STILE MANAGER= manu agere – guidare per mano
Un CAPO che voglia chiedere ad un collaboratore lo svolgimento di una specifica attività può utilizzare lo stile Manager= manu agere – guidare per mano.
Nello schema in alto sono evidenziate in blu tutte le attività da realizzare prima della prestazione e a valle della stessa, comprese anche quelle di organizzazione e pianificazione delle singole attività. Questo stile è basilare anche se spesso, per le cose dette in precedenza, viene sottovalutato o non agito, producendo come diretta conseguenza il fatto che i collaboratori non abbiano delle linee guida chiare su cosa fare e come farlo.
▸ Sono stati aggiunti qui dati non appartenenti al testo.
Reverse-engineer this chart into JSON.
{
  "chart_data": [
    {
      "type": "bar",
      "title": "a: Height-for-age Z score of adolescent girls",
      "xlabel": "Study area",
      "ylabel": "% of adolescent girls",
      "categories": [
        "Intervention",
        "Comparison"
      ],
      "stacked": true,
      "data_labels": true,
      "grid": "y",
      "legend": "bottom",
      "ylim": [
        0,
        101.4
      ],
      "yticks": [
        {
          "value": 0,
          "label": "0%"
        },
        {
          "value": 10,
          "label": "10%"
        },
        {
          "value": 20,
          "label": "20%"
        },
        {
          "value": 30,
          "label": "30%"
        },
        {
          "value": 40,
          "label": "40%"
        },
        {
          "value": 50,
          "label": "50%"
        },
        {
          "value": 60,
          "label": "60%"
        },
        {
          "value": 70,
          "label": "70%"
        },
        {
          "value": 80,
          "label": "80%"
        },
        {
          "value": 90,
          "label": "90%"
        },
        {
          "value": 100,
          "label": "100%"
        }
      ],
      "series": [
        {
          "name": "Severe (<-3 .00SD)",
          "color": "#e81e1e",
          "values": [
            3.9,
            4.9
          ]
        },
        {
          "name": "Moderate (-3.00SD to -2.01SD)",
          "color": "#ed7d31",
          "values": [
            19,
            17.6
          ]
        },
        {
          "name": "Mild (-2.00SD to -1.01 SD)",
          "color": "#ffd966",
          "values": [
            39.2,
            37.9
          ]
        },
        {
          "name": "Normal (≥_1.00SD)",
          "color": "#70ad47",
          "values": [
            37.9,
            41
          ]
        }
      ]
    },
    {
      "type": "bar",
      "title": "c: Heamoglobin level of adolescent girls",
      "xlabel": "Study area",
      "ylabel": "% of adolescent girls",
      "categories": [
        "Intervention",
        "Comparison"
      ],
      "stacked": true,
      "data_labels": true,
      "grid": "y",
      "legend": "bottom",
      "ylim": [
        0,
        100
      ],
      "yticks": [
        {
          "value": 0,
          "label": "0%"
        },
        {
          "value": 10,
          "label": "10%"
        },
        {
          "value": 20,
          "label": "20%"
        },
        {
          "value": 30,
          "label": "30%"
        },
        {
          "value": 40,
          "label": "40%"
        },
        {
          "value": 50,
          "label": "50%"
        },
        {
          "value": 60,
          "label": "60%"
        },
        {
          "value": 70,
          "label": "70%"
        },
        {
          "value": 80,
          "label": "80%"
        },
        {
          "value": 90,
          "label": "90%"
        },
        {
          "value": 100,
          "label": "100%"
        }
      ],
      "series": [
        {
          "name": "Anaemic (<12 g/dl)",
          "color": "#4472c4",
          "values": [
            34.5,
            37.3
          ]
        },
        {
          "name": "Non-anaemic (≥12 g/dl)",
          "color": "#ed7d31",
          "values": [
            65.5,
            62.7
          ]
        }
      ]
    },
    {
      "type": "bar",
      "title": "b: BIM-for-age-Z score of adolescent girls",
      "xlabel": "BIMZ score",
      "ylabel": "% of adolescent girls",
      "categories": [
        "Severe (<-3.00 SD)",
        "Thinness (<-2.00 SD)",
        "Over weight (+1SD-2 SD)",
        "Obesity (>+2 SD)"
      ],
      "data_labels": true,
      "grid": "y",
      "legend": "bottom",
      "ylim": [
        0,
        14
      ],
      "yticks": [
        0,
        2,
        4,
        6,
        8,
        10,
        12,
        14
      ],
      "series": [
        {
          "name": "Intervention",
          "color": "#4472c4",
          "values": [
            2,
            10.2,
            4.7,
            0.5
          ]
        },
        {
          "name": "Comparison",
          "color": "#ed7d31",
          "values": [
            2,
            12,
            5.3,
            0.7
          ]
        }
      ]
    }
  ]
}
Definire in modo chiaro l’obiettivo, attribuire l’incarico coerentemente con le competenze del collaboratore e pianificare l’organizzazione di supporto, permetteranno di aumentare le possibilità che la prestazione venga agita con successo. Verificare i comportamenti messi in atto e controllare i risultati ottenuti, permetteranno al CAPO di confermare (con un feedback positivo) o modificare (con un feedback costruttivo) la prestazione del collaboratore. Dalla mia esperienza, questo processo è quello più frequentemente utilizzato per ottenere i risultati attesi.
È molto sano che un CAPO non dimentichi questa sua responsabilità e che la agisca con consapevolezza.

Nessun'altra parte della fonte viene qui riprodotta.